Here’s the bottom line: If you care about both global poverty and climate change, you can’t always have it both ways. Keep things in perspective: Boycotting bananas from the Dominican Republic may reduce your carbon footprint a tad, but you’ll make a bigger dent by putting that hamburger meat back on the shelf once in a while — and you won’t be cutting a poor grower out of the global economy.
Breakthrough or Gimmick?
Canada has set a new course for dealing with climate change. In an effort to assist the country’s growing oil industry and encourage economic growth, Canada has become the first nation to adopt a policy that reduces the rate at which carbon dioxide and other greenhouse gases are produced rather than the total amount produced. This is markedly different from the Kyoto Protocol, which mandates cuts in the total produced.
This new policy means that Canada’s oil, gas, power, steel, chemical, cement and other industries can increase production and their total emissions as long as the basic ratio of emissions to the unit of production (per barrel of oil, per kilowatt-hour) declines.
Pros and Cons
Proponents say the “emissions intensity” method is the best of both worlds: It addresses global warming without sacrificing economic growth. With other abstainers from the Kyoto Protocol (most notably the U.S. and China) discussing similar systems, plans like Canada’s could become an acceptable compromise approach. Critics of the policy say it is too lax with the end results an increase in emissions. This new policy represents the country’s new conservative government’s reversal of the former administration’s support of the Kyoto Protocol, which called for reduction of carbon emissions to below 1990 levels.

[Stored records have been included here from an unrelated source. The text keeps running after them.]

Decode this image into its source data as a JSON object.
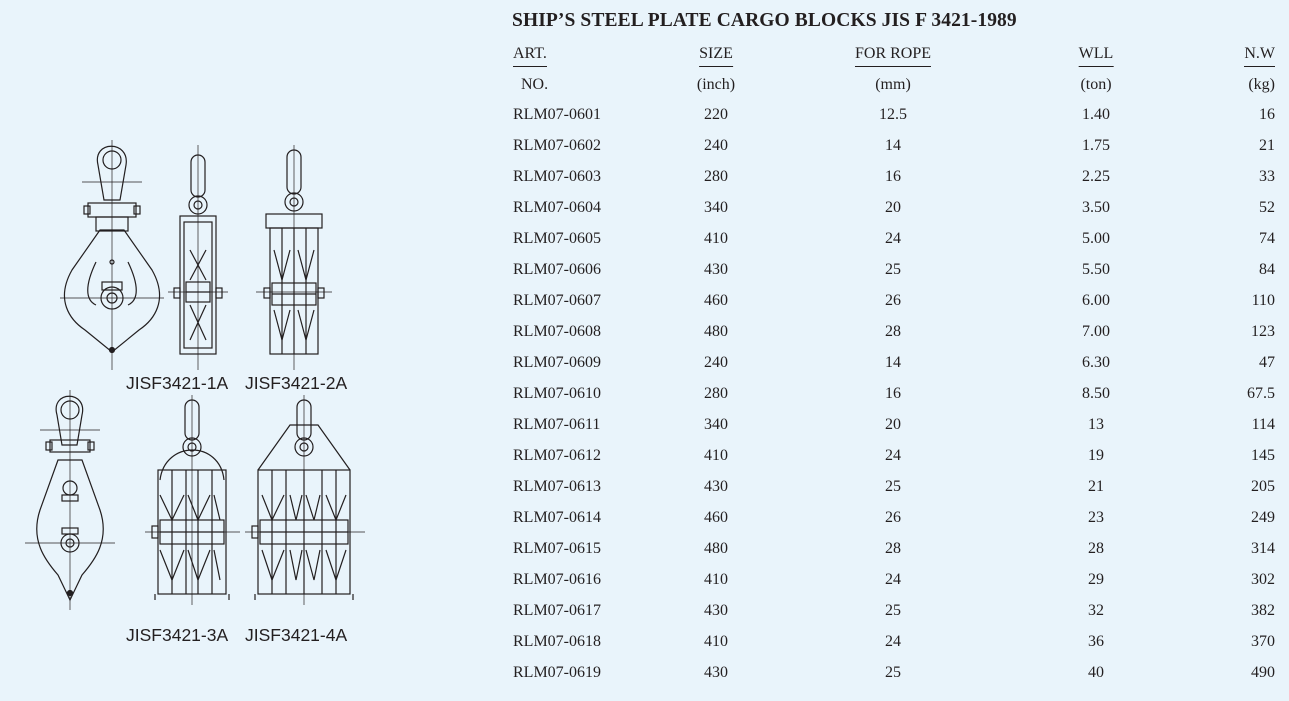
{
  "title": "SHIP’S STEEL PLATE CARGO BLOCKS JIS F 3421-1989",
  "header_top": [
    "ART.",
    "SIZE",
    "FOR ROPE",
    "WLL",
    "N.W"
  ],
  "header_bottom": [
    "NO.",
    "(inch)",
    "(mm)",
    "(ton)",
    "(kg)"
  ],
  "rows": [
    [
      "RLM07-0601",
      "220",
      "12.5",
      "1.40",
      "16"
    ],
    [
      "RLM07-0602",
      "240",
      "14",
      "1.75",
      "21"
    ],
    [
      "RLM07-0603",
      "280",
      "16",
      "2.25",
      "33"
    ],
    [
      "RLM07-0604",
      "340",
      "20",
      "3.50",
      "52"
    ],
    [
      "RLM07-0605",
      "410",
      "24",
      "5.00",
      "74"
    ],
    [
      "RLM07-0606",
      "430",
      "25",
      "5.50",
      "84"
    ],
    [
      "RLM07-0607",
      "460",
      "26",
      "6.00",
      "110"
    ],
    [
      "RLM07-0608",
      "480",
      "28",
      "7.00",
      "123"
    ],
    [
      "RLM07-0609",
      "240",
      "14",
      "6.30",
      "47"
    ],
    [
      "RLM07-0610",
      "280",
      "16",
      "8.50",
      "67.5"
    ],
    [
      "RLM07-0611",
      "340",
      "20",
      "13",
      "114"
    ],
    [
      "RLM07-0612",
      "410",
      "24",
      "19",
      "145"
    ],
    [
      "RLM07-0613",
      "430",
      "25",
      "21",
      "205"
    ],
    [
      "RLM07-0614",
      "460",
      "26",
      "23",
      "249"
    ],
    [
      "RLM07-0615",
      "480",
      "28",
      "28",
      "314"
    ],
    [
      "RLM07-0616",
      "410",
      "24",
      "29",
      "302"
    ],
    [
      "RLM07-0617",
      "430",
      "25",
      "32",
      "382"
    ],
    [
      "RLM07-0618",
      "410",
      "24",
      "36",
      "370"
    ],
    [
      "RLM07-0619",
      "430",
      "25",
      "40",
      "490"
    ]
  ],
  "captions": {
    "c1": "JISF3421-1A",
    "c2": "JISF3421-2A",
    "c3": "JISF3421-3A",
    "c4": "JISF3421-4A"
  },
  "colors": {
    "background": "#e9f4fb",
    "ink": "#231f20"
  }
}
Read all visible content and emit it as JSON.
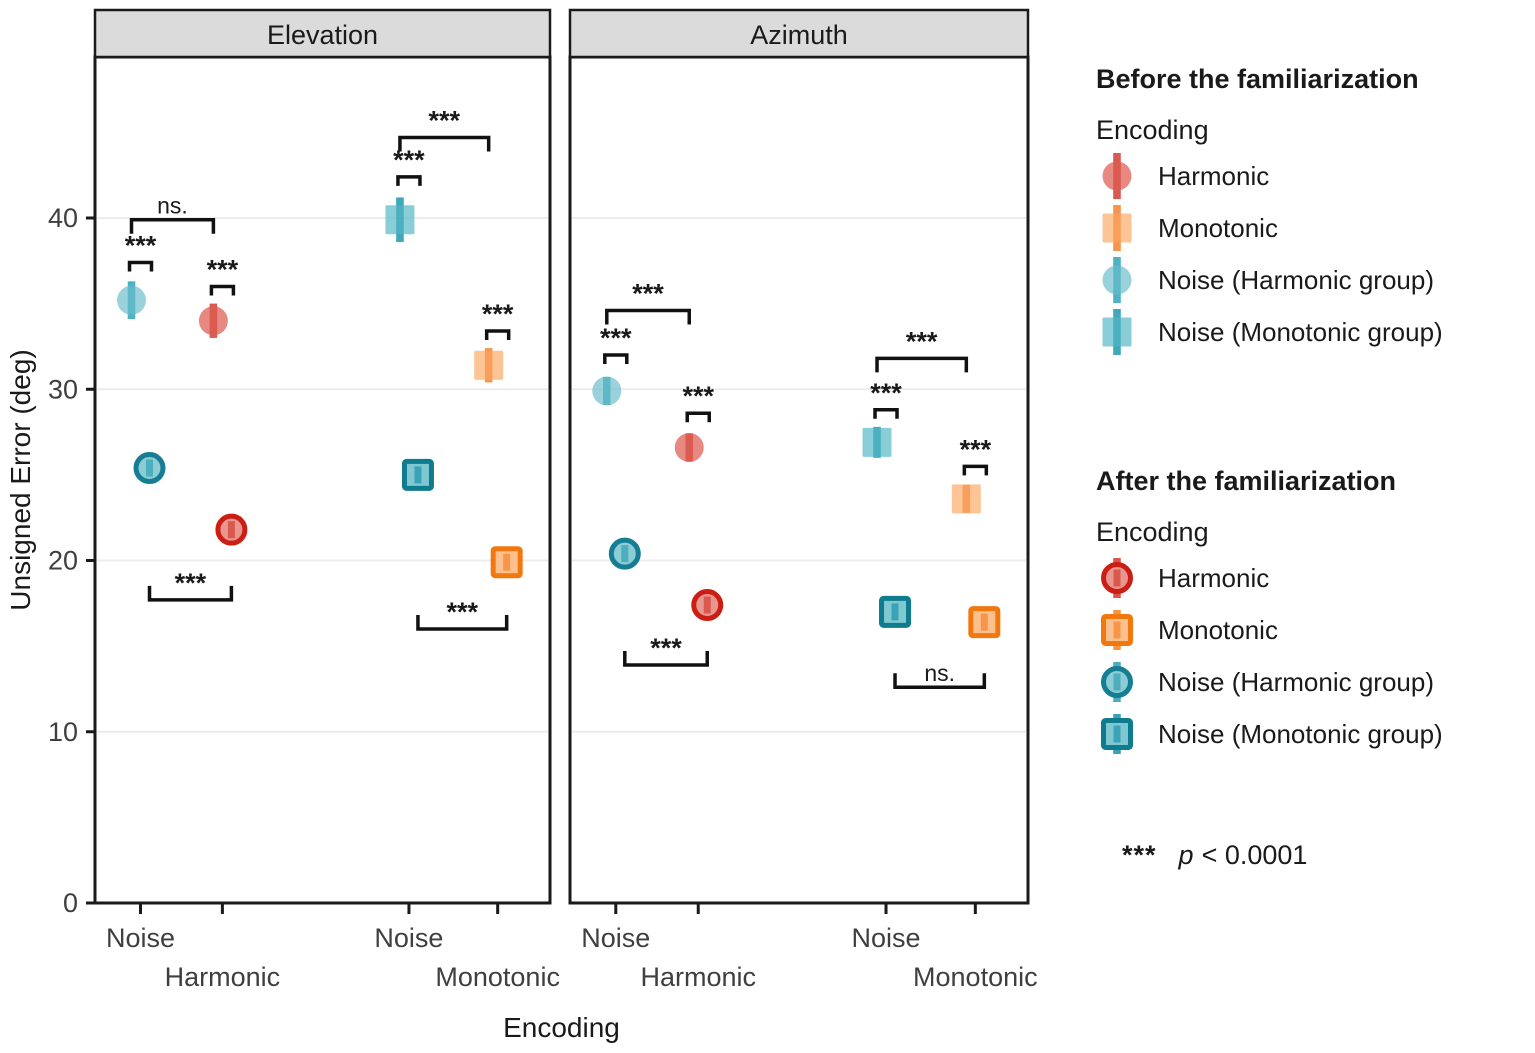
{
  "chart_data": {
    "type": "pointrange",
    "title": "",
    "xlabel": "Encoding",
    "ylabel": "Unsigned Error (deg)",
    "ylim": [
      0,
      49
    ],
    "yticks": [
      0,
      10,
      20,
      30,
      40
    ],
    "grid": "horizontal-major",
    "legend_position": "right",
    "facets": [
      "Elevation",
      "Azimuth"
    ],
    "x_slot_labels": [
      {
        "label": "Noise",
        "row": 1
      },
      {
        "label": "Harmonic",
        "row": 2
      },
      {
        "label": "Noise",
        "row": 1
      },
      {
        "label": "Monotonic",
        "row": 2
      }
    ],
    "panels": [
      {
        "title": "Elevation",
        "points": [
          {
            "slot": 0,
            "series": "noise_harmonic",
            "phase": "before",
            "value": 35.2,
            "error": 1.1
          },
          {
            "slot": 1,
            "series": "harmonic",
            "phase": "before",
            "value": 34.0,
            "error": 1.0
          },
          {
            "slot": 2,
            "series": "noise_monotonic",
            "phase": "before",
            "value": 39.9,
            "error": 1.3
          },
          {
            "slot": 3,
            "series": "monotonic",
            "phase": "before",
            "value": 31.4,
            "error": 1.0
          },
          {
            "slot": 0,
            "series": "noise_harmonic",
            "phase": "after",
            "value": 25.4,
            "error": 0.8
          },
          {
            "slot": 1,
            "series": "harmonic",
            "phase": "after",
            "value": 21.8,
            "error": 0.8
          },
          {
            "slot": 2,
            "series": "noise_monotonic",
            "phase": "after",
            "value": 25.0,
            "error": 0.8
          },
          {
            "slot": 3,
            "series": "monotonic",
            "phase": "after",
            "value": 19.9,
            "error": 0.8
          }
        ],
        "annotations": [
          {
            "kind": "pair",
            "slots": [
              0
            ],
            "y": 37.4,
            "label": "***"
          },
          {
            "kind": "pair",
            "slots": [
              1
            ],
            "y": 36.0,
            "label": "***"
          },
          {
            "kind": "pair",
            "slots": [
              2
            ],
            "y": 42.4,
            "label": "***"
          },
          {
            "kind": "pair",
            "slots": [
              3
            ],
            "y": 33.4,
            "label": "***"
          },
          {
            "kind": "span",
            "slots": [
              0,
              1
            ],
            "y": 39.9,
            "label": "ns."
          },
          {
            "kind": "span",
            "slots": [
              2,
              3
            ],
            "y": 44.7,
            "label": "***"
          },
          {
            "kind": "span_bottom",
            "slots": [
              0,
              1
            ],
            "y": 17.7,
            "label": "***"
          },
          {
            "kind": "span_bottom",
            "slots": [
              2,
              3
            ],
            "y": 16.0,
            "label": "***"
          }
        ]
      },
      {
        "title": "Azimuth",
        "points": [
          {
            "slot": 0,
            "series": "noise_harmonic",
            "phase": "before",
            "value": 29.9,
            "error": 0.8
          },
          {
            "slot": 1,
            "series": "harmonic",
            "phase": "before",
            "value": 26.6,
            "error": 0.8
          },
          {
            "slot": 2,
            "series": "noise_monotonic",
            "phase": "before",
            "value": 26.9,
            "error": 0.9
          },
          {
            "slot": 3,
            "series": "monotonic",
            "phase": "before",
            "value": 23.6,
            "error": 0.8
          },
          {
            "slot": 0,
            "series": "noise_harmonic",
            "phase": "after",
            "value": 20.4,
            "error": 0.7
          },
          {
            "slot": 1,
            "series": "harmonic",
            "phase": "after",
            "value": 17.4,
            "error": 0.7
          },
          {
            "slot": 2,
            "series": "noise_monotonic",
            "phase": "after",
            "value": 17.0,
            "error": 0.8
          },
          {
            "slot": 3,
            "series": "monotonic",
            "phase": "after",
            "value": 16.4,
            "error": 0.7
          }
        ],
        "annotations": [
          {
            "kind": "span",
            "slots": [
              0,
              1
            ],
            "y": 34.6,
            "label": "***"
          },
          {
            "kind": "pair",
            "slots": [
              0
            ],
            "y": 32.0,
            "label": "***"
          },
          {
            "kind": "pair",
            "slots": [
              1
            ],
            "y": 28.6,
            "label": "***"
          },
          {
            "kind": "span",
            "slots": [
              2,
              3
            ],
            "y": 31.8,
            "label": "***"
          },
          {
            "kind": "pair",
            "slots": [
              2
            ],
            "y": 28.8,
            "label": "***"
          },
          {
            "kind": "pair",
            "slots": [
              3
            ],
            "y": 25.5,
            "label": "***"
          },
          {
            "kind": "span_bottom",
            "slots": [
              0,
              1
            ],
            "y": 13.9,
            "label": "***"
          },
          {
            "kind": "span_bottom",
            "slots": [
              2,
              3
            ],
            "y": 12.6,
            "label": "ns."
          }
        ]
      }
    ]
  },
  "styles": {
    "header_fill": "#DBDBDB",
    "panel_border": "#1a1a1a",
    "grid_color": "#ECECEC",
    "bracket_color": "#111111",
    "tick_label_color": "#3F3F3F",
    "series": {
      "harmonic": {
        "shape": "circle",
        "before": {
          "fill": "#E0675E",
          "bar": "#D44A40"
        },
        "after": {
          "stroke": "#CB1F15",
          "fill": "#E9968E",
          "bar": "#D8554B"
        }
      },
      "monotonic": {
        "shape": "square",
        "before": {
          "fill": "#FCB477",
          "bar": "#F68B3C"
        },
        "after": {
          "stroke": "#F1780F",
          "fill": "#FCC08F",
          "bar": "#F79445"
        }
      },
      "noise_harmonic": {
        "shape": "circle",
        "before": {
          "fill": "#7CC5D1",
          "bar": "#3FA9BE"
        },
        "after": {
          "stroke": "#157E92",
          "fill": "#8BCCD5",
          "bar": "#4AACBC"
        }
      },
      "noise_monotonic": {
        "shape": "square",
        "before": {
          "fill": "#68BFCB",
          "bar": "#2D9FB3"
        },
        "after": {
          "stroke": "#0F7B8E",
          "fill": "#7FC8D2",
          "bar": "#37A2B4"
        }
      }
    }
  },
  "legend": {
    "before": {
      "title": "Before the familiarization",
      "subtitle": "Encoding",
      "items": [
        {
          "series": "harmonic",
          "label": "Harmonic"
        },
        {
          "series": "monotonic",
          "label": "Monotonic"
        },
        {
          "series": "noise_harmonic",
          "label": "Noise (Harmonic group)"
        },
        {
          "series": "noise_monotonic",
          "label": "Noise (Monotonic group)"
        }
      ]
    },
    "after": {
      "title": "After the familiarization",
      "subtitle": "Encoding",
      "items": [
        {
          "series": "harmonic",
          "label": "Harmonic"
        },
        {
          "series": "monotonic",
          "label": "Monotonic"
        },
        {
          "series": "noise_harmonic",
          "label": "Noise (Harmonic group)"
        },
        {
          "series": "noise_monotonic",
          "label": "Noise (Monotonic group)"
        }
      ]
    }
  },
  "note": {
    "stars": "***",
    "p": "p",
    "comparison": "< 0.0001"
  }
}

The new emissions intensity policy will require industrial companies in 2010 to have reduced their ratios of emissions by 18 percent below 2006 levels — and an additional 2 percent per year through 2020. No reductions in overall emissions are required, but it is the government’s hope that, coupled with other energy-efficiency initiatives and renewable fuel, the end result will be a one-fifth reduction of total emissions by 2020.

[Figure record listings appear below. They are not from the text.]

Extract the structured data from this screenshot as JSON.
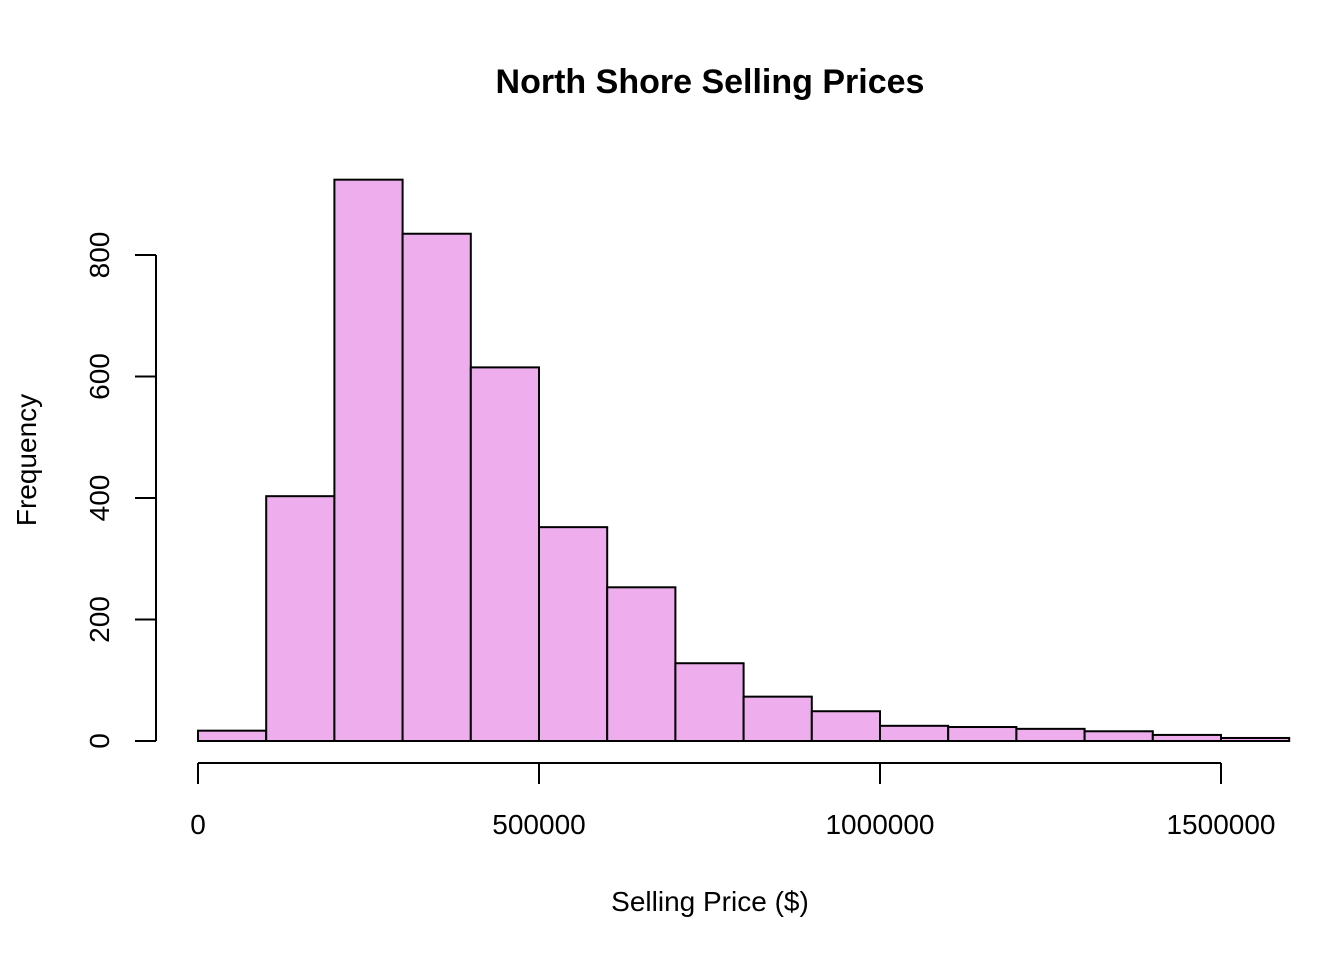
{
  "chart_data": {
    "type": "bar",
    "title": "North Shore Selling Prices",
    "xlabel": "Selling Price ($)",
    "ylabel": "Frequency",
    "bar_color": "#EEAEEE",
    "bin_edges": [
      0,
      100000,
      200000,
      300000,
      400000,
      500000,
      600000,
      700000,
      800000,
      900000,
      1000000,
      1100000,
      1200000,
      1300000,
      1400000,
      1500000,
      1600000
    ],
    "values": [
      17,
      403,
      924,
      835,
      615,
      352,
      253,
      128,
      73,
      49,
      25,
      23,
      20,
      16,
      10,
      5
    ],
    "xlim": [
      0,
      1600000
    ],
    "ylim": [
      0,
      924
    ],
    "x_ticks": [
      0,
      500000,
      1000000,
      1500000
    ],
    "x_tick_labels": [
      "0",
      "500000",
      "1000000",
      "1500000"
    ],
    "y_ticks": [
      0,
      200,
      400,
      600,
      800
    ],
    "y_tick_labels": [
      "0",
      "200",
      "400",
      "600",
      "800"
    ],
    "grid": false
  }
}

There is much support from the country’s booming oil industry in the West. Although second in size only to the oil reserves of Saudi Arabia, Canada’s treasure trove consists of mostly bitumen, a sludgy, raw material that is expensive to extract and requires considerable processing just to flow through a pipeline and even more to be refined into usable petroleum products. It is a dirty, emissions-intensive process that has resulted in a tripling of emissions from Canada’s gas and oil sector since 1990.
Elsewhere in the World…
China, which could soon surpass the United States as the biggest source of greenhouse gases, is concentrating its climate changing efforts on emissions intensity and is launching programs to encourage efficiency gains. Mexico is also considering implementing intensity ratios. The whole argument for emissions intensity is that it doesn’t set a cap and allows for economic expansions while reducing the amount of emissions on a unit-produced basis, which is attractive to most industrial producers.
Proponents argue that a program with support from its participants has a stronger chance of achieving real change. Opponents, such as staunch environmentalists, contend the targets are much too low and the end results not significant enough. Some compromise on what is realistic and achievable seems to be in the best interest of both sides.